We met chefs from all over the southeast, the Midwest, and whatever region you call Texas. We ate enough cholesterol to clog a residential septic tank. We laughed a lot.
Our guidelines were pretty relaxed. We expected each chef we evaluated to follow two primary rules when it came to his or her entry dish:
They had to (1) Prepare it on a Big Green Egg—a specialized ceramic barbecue grill; and (2) They had to know the lyrics to the chorus of Dave Mason’s 1977 hit single “We Just Disagree.”
Most of these chefs prepared traditional barbecue consisting of slow-smoked pork shoulders or beef briskets. Which was pretty easy to judge. But a few branched out and served cutting-edge culinary concoctions that were downright frightening to my middle-aged tastebuds.

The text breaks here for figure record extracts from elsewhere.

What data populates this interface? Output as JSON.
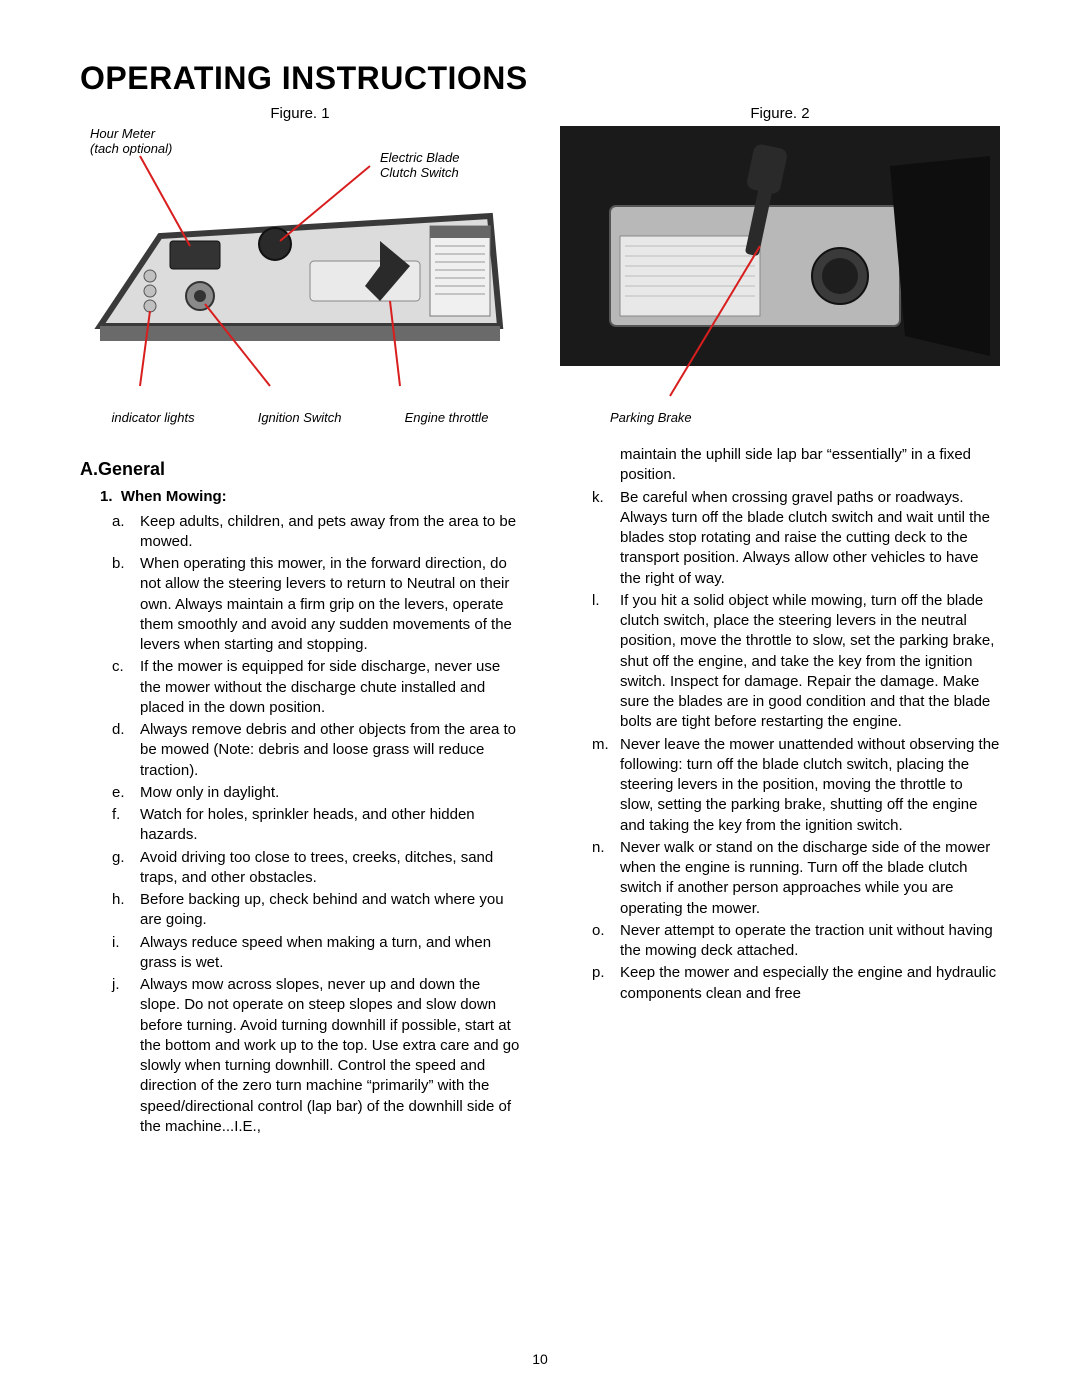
{
  "title": "OPERATING INSTRUCTIONS",
  "page_number": "10",
  "figure1": {
    "caption": "Figure. 1",
    "labels": {
      "hour_meter": "Hour Meter\n(tach optional)",
      "electric_blade": "Electric Blade\nClutch Switch",
      "indicator_lights": "indicator lights",
      "ignition_switch": "Ignition Switch",
      "engine_throttle": "Engine throttle"
    },
    "colors": {
      "panel": "#dcdcdc",
      "panel_border": "#3a3a3a",
      "leader": "#d81e1e",
      "knob": "#2a2a2a",
      "ind_light": "#c0c0c0"
    }
  },
  "figure2": {
    "caption": "Figure. 2",
    "labels": {
      "parking_brake": "Parking Brake"
    },
    "colors": {
      "bg": "#1a1a1a",
      "panel": "#b8b8b8",
      "label_plate": "#e8e8e8",
      "handle": "#2a2a2a",
      "leader": "#d81e1e"
    }
  },
  "section": {
    "heading": "A.General",
    "sub1": {
      "num": "1.",
      "title": "When Mowing:",
      "items": [
        {
          "m": "a.",
          "t": "Keep adults, children, and pets away from the area to be mowed."
        },
        {
          "m": "b.",
          "t": "When operating this mower, in the forward direction, do not allow the steering levers to return to Neutral on their own. Always maintain a firm grip on the levers, operate them smoothly and avoid any sudden movements of the levers when starting and stopping."
        },
        {
          "m": "c.",
          "t": "If the mower is equipped for side discharge, never use the mower without the discharge chute installed and placed in the down position."
        },
        {
          "m": "d.",
          "t": "Always remove debris and other objects from the area to be mowed (Note: debris and loose grass will reduce traction)."
        },
        {
          "m": "e.",
          "t": "Mow only in daylight."
        },
        {
          "m": "f.",
          "t": "Watch for holes, sprinkler heads, and other hidden hazards."
        },
        {
          "m": "g.",
          "t": "Avoid driving too close to trees, creeks, ditches, sand traps, and other obstacles."
        },
        {
          "m": "h.",
          "t": "Before backing up, check behind and watch where you are going."
        },
        {
          "m": "i.",
          "t": "Always reduce speed when making a turn, and when grass is wet."
        },
        {
          "m": "j.",
          "t": "Always mow across slopes, never up and down the slope. Do not operate on steep slopes and slow down before turning. Avoid turning downhill if possible, start at the bottom and work up to the top. Use extra care and go slowly when turning downhill. Control the speed and direction of the zero turn machine “primarily” with the speed/directional control (lap bar) of the downhill side of the machine...I.E.,"
        }
      ],
      "col2_lead": "maintain the uphill side lap bar “essentially” in a fixed position.",
      "items2": [
        {
          "m": "k.",
          "t": "Be careful when crossing gravel paths or roadways. Always turn off the blade clutch switch and wait until the blades stop rotating and raise the cutting deck to the transport position. Always allow other vehicles to have the right of way."
        },
        {
          "m": "l.",
          "t": "If you hit a solid object while mowing, turn off the blade clutch switch, place the steering levers in the neutral position, move the throttle to slow, set the parking brake, shut off the engine, and take the key from the ignition switch. Inspect for damage. Repair the damage. Make sure the blades are in good condition and that the blade bolts are tight before restarting the engine."
        },
        {
          "m": "m.",
          "t": "Never leave the mower unattended without observing the following: turn off the blade clutch switch, placing the steering levers in the position, moving the throttle to slow, setting the parking brake, shutting off the engine and taking the key from the ignition switch."
        },
        {
          "m": "n.",
          "t": "Never walk or stand on the discharge side of the mower when the engine is running. Turn off the blade clutch switch if another person approaches while you are operating the mower."
        },
        {
          "m": "o.",
          "t": "Never attempt to operate the traction unit without having the mowing deck attached."
        },
        {
          "m": "p.",
          "t": "Keep the mower and especially the engine and hydraulic components clean and free"
        }
      ]
    }
  }
}
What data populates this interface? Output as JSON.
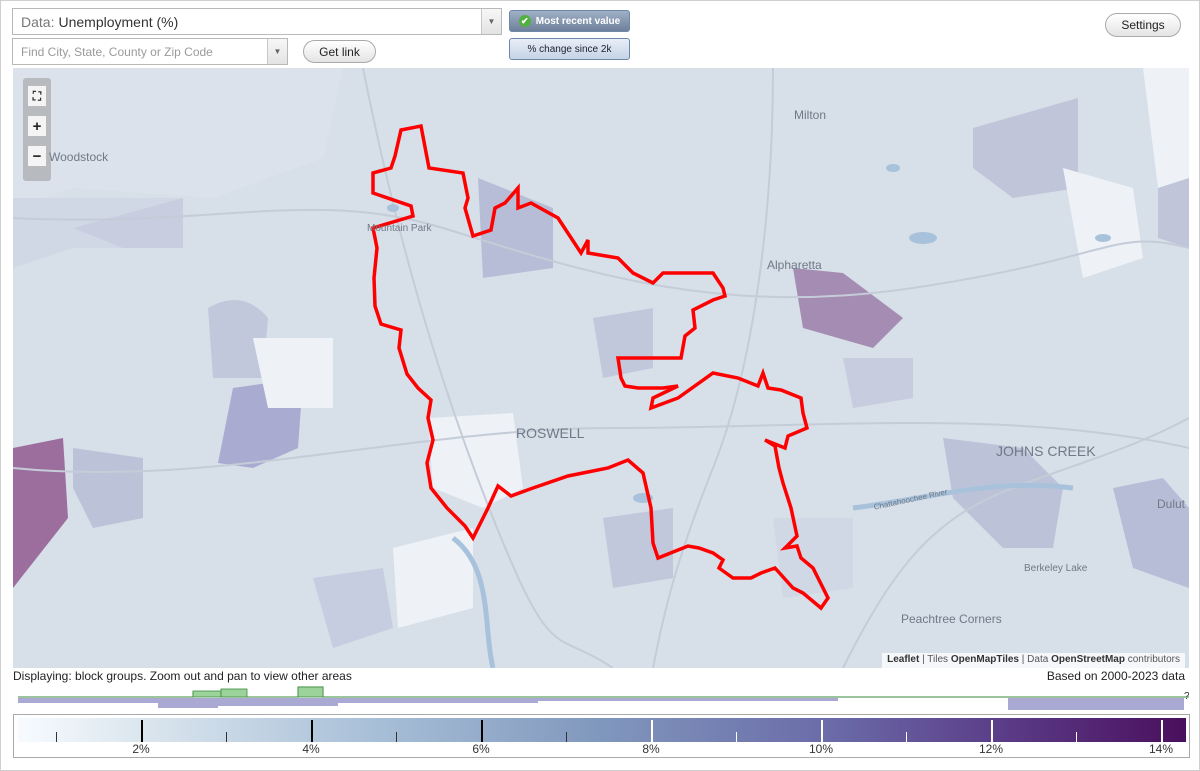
{
  "controls": {
    "data_prefix": "Data:",
    "data_value": "Unemployment (%)",
    "search_placeholder": "Find City, State, County or Zip Code",
    "get_link": "Get link",
    "most_recent": "Most recent value",
    "pct_change": "% change since 2k",
    "settings": "Settings"
  },
  "map": {
    "places": {
      "woodstock": "Woodstock",
      "milton": "Milton",
      "mountain_park": "Mountain Park",
      "alpharetta": "Alpharetta",
      "roswell": "ROSWELL",
      "johns_creek": "JOHNS CREEK",
      "duluth": "Dulut",
      "berkeley_lake": "Berkeley Lake",
      "peachtree_corners": "Peachtree Corners",
      "river": "Chattahoochee River"
    },
    "boundary_color": "#ff0000",
    "zoom": {
      "fit": "⛶",
      "in": "+",
      "out": "−"
    },
    "attribution": {
      "leaflet": "Leaflet",
      "sep1": "| Tiles",
      "tiles": "OpenMapTiles",
      "sep2": "| Data",
      "data": "OpenStreetMap",
      "contributors": "contributors"
    }
  },
  "status": {
    "displaying": "Displaying: block groups. Zoom out and pan to view other areas",
    "based_on": "Based on 2000-2023 data"
  },
  "legend": {
    "labels": [
      "2%",
      "4%",
      "6%",
      "8%",
      "10%",
      "12%",
      "14%"
    ],
    "unknown": "?",
    "colors": {
      "low": "#f7fbff",
      "mid": "#8097bd",
      "high": "#4a0f5c"
    }
  }
}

One competitor served what appeared to be caviar over brazed shark meat.
One of my fellow judges, who also happened to be my wife, looked at her hunk of shark meat and said, “We’re gonna need a bigger beer.”
Speaking of which. Many contestants tried to stack the odds in their favor by serving potent adult beverages to the judges. Some competitors got so brazen about persuading judges that they even had an amateur mixologist on their team whose specific role was to “grease” officials with exotic drinks.
Certainly, you could call all this an act of bribery, but again, none of us judges were concerned about this because, frankly, we were too busy trying to figure out what our secret code names were going to be.
All in all, we took our judging duties very seriously, and it was some of the most fun I’ve had all year. And when the day was finally finished, and the winner was selected, I can honestly say with complete conviction, that after the peanut-butter flavored bourbon I have very little memory of what actually happened.